Linked Open Data for Public Procurement
Abstract. Public procurement is an area that could largely beneﬁt from linked open data technology. The respective use case of the LOD2 project covered several aspects of applying linked data on public contracts: ontological modeling of relevant concepts (Public Contracts Ontology), data extraction from existing semi-structured and structured sources, support for matchmaking the demand and supply on the procurement market, and aggregate analytics. The last two, end-user oriented, functionalities are framed by a speciﬁcally designed (prototype) web application.
Public Procurement Domain
Among the various types of information produced by governmental institutions as open data, as obliged by the law, are descriptions of public contracts, both at the level of requests for tenders (RFT, also 'calls for bids' or the like)—open invitations of suppliers to respond to a deﬁned need (usually involving precise parameters of the required product/s or service/s)—and at the level of awarded contract (revealing the identity of the contractor and the ﬁnal price). The whole process is typically denoted as public/government procurement. The domain of public procurement forms a fundamental part of modern economies, as it typically accounts for tens of percents of gross domestic product. Consequently, due to the volume of spending ﬂows in public procurement it is a domain where innovation can have signiﬁcant impact. Open disclosure of public procurement data also improves the transparency of spending in the public sector.
An interesting aspect of public contracts from the point of view of the semantic web is the fact that they unify two diﬀerent spheres: that of public needs and that of commercial oﬀers. They thus represent an ideal meeting place for data models, methodologies and information sources that have been (often) independently designed within the two sectors. Furthermore, the complex life cycle of public contracts gives ample space for applying diverse methods of data analytics, ranging from simple aggregate statistics to analyses over complex alignments of individual items. On the other hand, using linked data technology is beneﬁcial for the public contract area since it allows, among other, to increase interoperability across various formats and applications, and even across human language barriers, since linked data identiﬁers and vocabularies are language-independent.

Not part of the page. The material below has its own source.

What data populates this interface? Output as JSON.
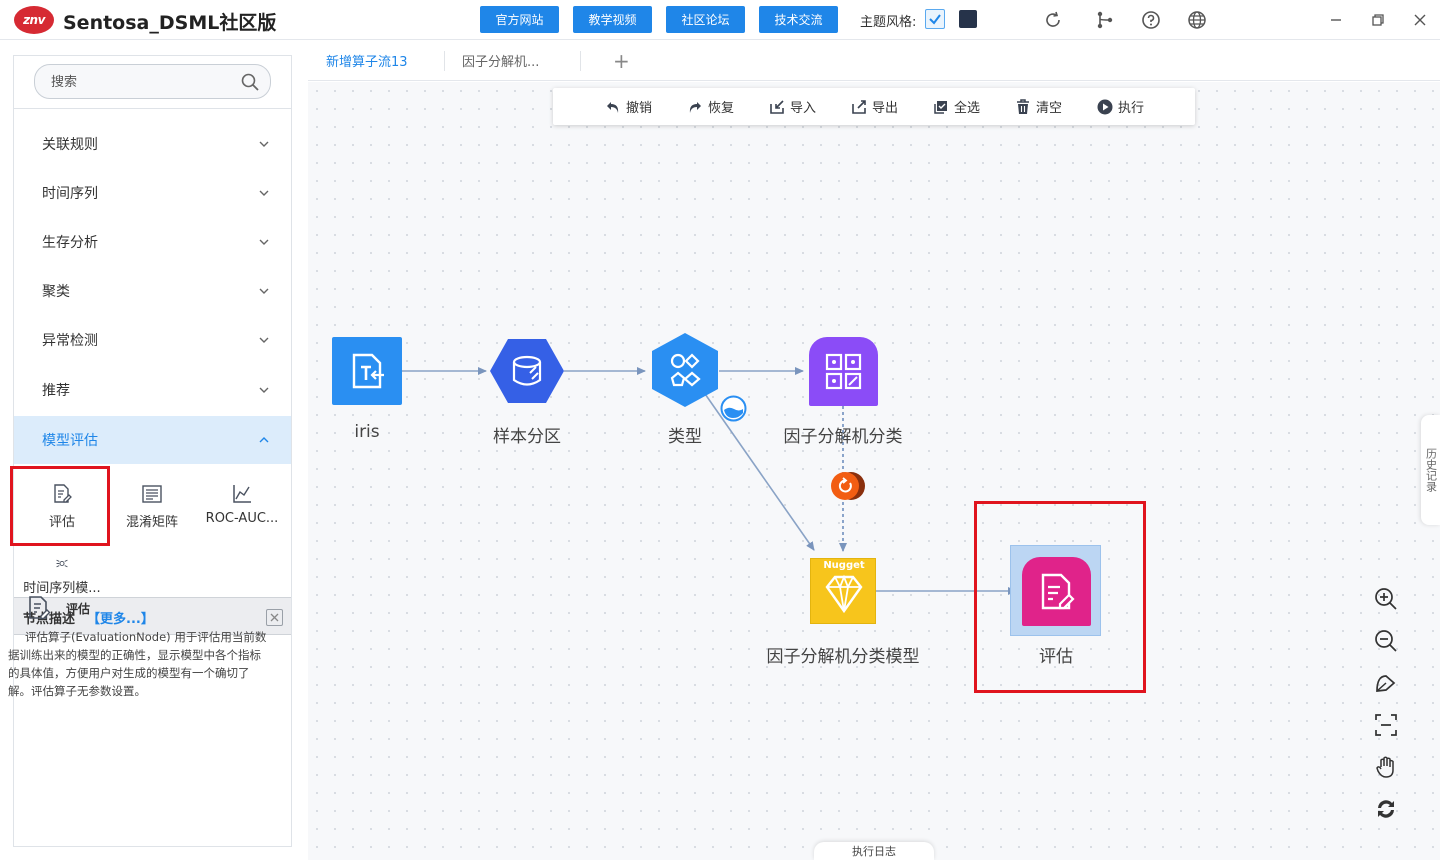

As three major views of the e-procurement domain we can see those of domain concepts, data and user scenarios. Plausible and comprehensive conceptualization of the domain is a prerequisite for correct design of computerized support as well as for ensuring data interoperability. Management of the large amounts of data produced in the procurement domain has to take into account its varying provenance and possibility of duplicities and random errors. Finally, the activities of users, i.e., both contract authorities and bidders/suppliers, along the diﬀerent phases of the public contract lifecycle, have to be distinguished. Linked data technology provides a rich inventory of tools and techniques supporting these views. The last, user-oriented view is least speciﬁc of the three; typically, the user front-end does not diﬀer much from other types of (web-based) applications, except that some functionality, such as autocompletion of user input, exhibits online integration to external linked data repositories.
Public procurement domain has already been addressed by projects stemming from the semantic web ﬁeld. The most notable ones are probably LOTED and MOLDEAS . LOTED focused on extraction of data from a single procurement source, simple statistical aggregations over a SPARQL endpoint and, most recently, legal ontology modeling . MOLDEAS, in turn, primarily addressed the matchmaking task, using sophisticated computational techniques such as spreading activation  and RDFized classiﬁcations. However, the eﬀort undertaken in the LOD2 project is unique by systematically addressing many phases of procurement linked data processing (from domain modeling through multi-way data extraction, transformation and interlinking, to matchmaking and analytics) as well as both EU-level and national sources with diverse structure.
The chapter structure follows the above views of public procurement. First, the Public Contract Ontology (PCO) is presented, as a backbone of the subsequent eﬀorts. Then we review the original public contract data sources that have been addressed in our project, and describe the process of their extraction, cleaning and linking. Finally, the end user's view, in diﬀerent business scenarios, supported by a Public Contract Filing Application (PCFA for short) is presented. It is further divided into the matchmaking functionality and the analytic functionality (the full integration of the latter only being in progress at the time of writing the chapter).